Bloomberg has an article (here it is) about tearing down Vermont Yankee. Apparently it’s going better than planned – the site may be ready for redevelopment by late 2026, four years earlier than planned.
This detail surprised me: “There’s 1.2 million gallons that were used in the reactor that also have to be pumped into tanker trains. After transport by rail to Texas, that water— almost enough to fill two Olympic-sized swimming pools— will be mixed with the chemical bentonite to turn it into a solid so it can be safely buried for perpetuity alongside the reactor and other material from the plant.”
Like many of you, I wish they’d been able to keep VY going for climate change reasons.
Oh, I guess the reactor and other material is going to Texas. It’s not coming back here.
I wonder what’s in the water, as in “why not evaporate the water to concentrate the radioisotopes?” I suppose there might be tritium, an isotope of hydrogen, so that rules out evaporation.

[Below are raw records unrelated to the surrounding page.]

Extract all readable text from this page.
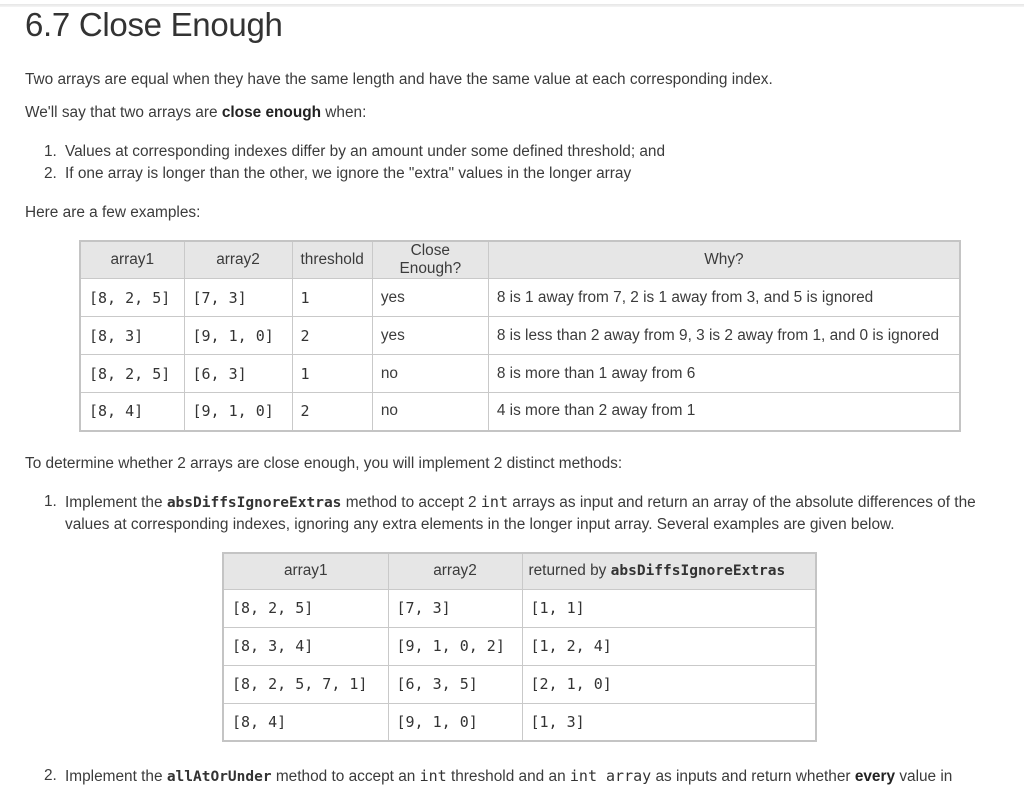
6.7 Close Enough

Two arrays are equal when they have the same length and have the same value at each corresponding index.

We'll say that two arrays are close enough when:

1. Values at corresponding indexes differ by an amount under some defined threshold; and
2. If one array is longer than the other, we ignore the "extra" values in the longer array

Here are a few examples:

array1	array2	threshold	Close Enough?	Why?
[8, 2, 5]	[7, 3]	1	yes	8 is 1 away from 7, 2 is 1 away from 3, and 5 is ignored
[8, 3]	[9, 1, 0]	2	yes	8 is less than 2 away from 9, 3 is 2 away from 1, and 0 is ignored
[8, 2, 5]	[6, 3]	1	no	8 is more than 1 away from 6
[8, 4]	[9, 1, 0]	2	no	4 is more than 2 away from 1

To determine whether 2 arrays are close enough, you will implement 2 distinct methods:

1. Implement the absDiffsIgnoreExtras method to accept 2 int arrays as input and return an array of the absolute differences of the values at corresponding indexes, ignoring any extra elements in the longer input array. Several examples are given below.
array1	array2	returned by absDiffsIgnoreExtras
[8, 2, 5]	[7, 3]	[1, 1]
[8, 3, 4]	[9, 1, 0, 2]	[1, 2, 4]
[8, 2, 5, 7, 1]	[6, 3, 5]	[2, 1, 0]
[8, 4]	[9, 1, 0]	[1, 3]
2. Implement the allAtOrUnder method to accept an int threshold and an int array as inputs and return whether every value in
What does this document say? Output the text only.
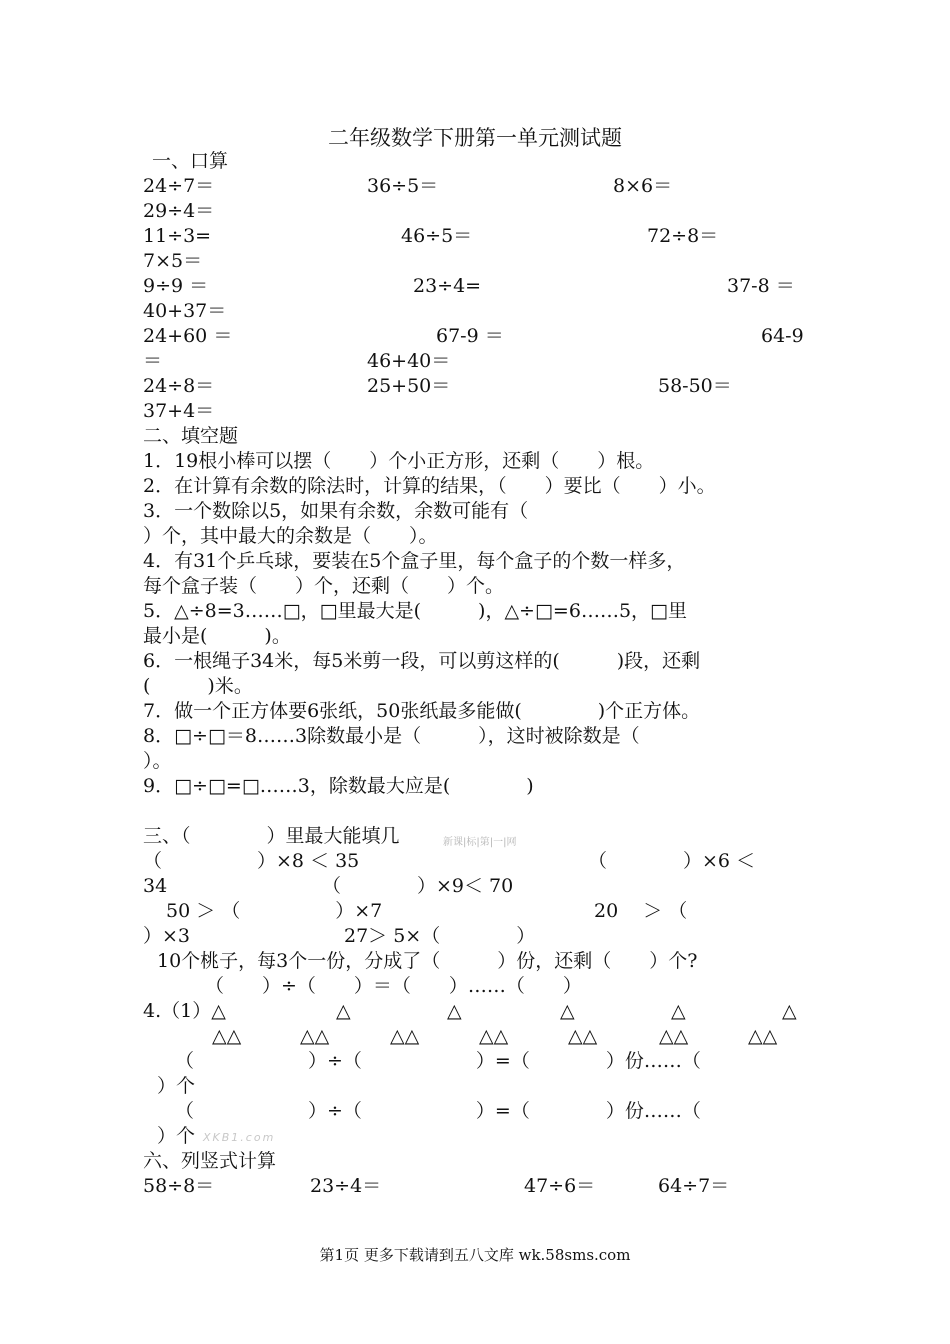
二年级数学下册第一单元测试题
一、口算
24÷7＝	36÷5＝	8×6＝
29÷4＝
11÷3=	46÷5＝	72÷8＝
7×5＝
9÷9 ＝	23÷4=	37-8 ＝
40+37＝
24+60 ＝	67-9 ＝	64-9
＝	46+40＝
24÷8＝	25+50＝	58-50＝
37+4＝
二、填空题
1．19根小棒可以摆（　　）个小正方形，还剩（　　）根。
2．在计算有余数的除法时，计算的结果，（　　）要比（　　）小。
3．一个数除以5，如果有余数，余数可能有（
）个，其中最大的余数是（　　）。
4．有31个乒乓球，要装在5个盒子里，每个盒子的个数一样多，
每个盒子装（　　）个，还剩（　　）个。
5．△÷8=3……□，□里最大是(　　　)，△÷□=6……5，□里
最小是(　　　)。
6．一根绳子34米，每5米剪一段，可以剪这样的(　　　)段，还剩
(　　　)米。
7．做一个正方体要6张纸，50张纸最多能做(　　　　)个正方体。
8．□÷□＝8……3除数最小是（　　　），这时被除数是（
）。
9．□÷□=□……3，除数最大应是(　　　　)
三、（　　　　）里最大能填几	新课|标|第|一|网
（　　　　　）×8 ＜ 35	（　　　　）×6 ＜
34	（　　　　）×9＜ 70
50 ＞ （　　　　　）×7	20 　＞ （
）×3	27＞ 5×（　　　　）
10个桃子，每3个一份，分成了（　　　）份，还剩（　　）个?
（　　）÷（　　）＝（　　）……（　　）
4.（1）△	△	△	△	△	△
△△	△△	△△	△△	△△	△△	△△
（　　　　　　）÷（　　　　　　）=（　　　　）份……（
）个
（　　　　　　）÷（　　　　　　）=（　　　　）份……（
）个 XKB1.com
六、列竖式计算
58÷8＝	23÷4＝	47÷6＝	64÷7＝
第1页 更多下载请到五八文库 wk.58sms.com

I wish people understood that we (especially in the granite state) are surrounded with radiation. I bought a radiation meter recently and have enjoyed finding random hot spots. E.g. 0.70 µSv/h (microSieverts per hour – replaces millirems per hour) in Franconia Notch’s Flume trail and 1.40 µSv/h at cruising altitude on a Thanksgiving trip to Seattle. Sorry about the CO2. The meter arbitrarily calls 1-10 µSv/h “high.”
At home on the 2nd floor my background level is about 0.12 µSv/h, I think mostly from granite and some from cosmic ray muons.
You missed the spot on interstate 89 where the radiation was so high in one of the ledge cuts that they fought over whether or not to put up no stopping signs They finally decided that signs would scare the tourists.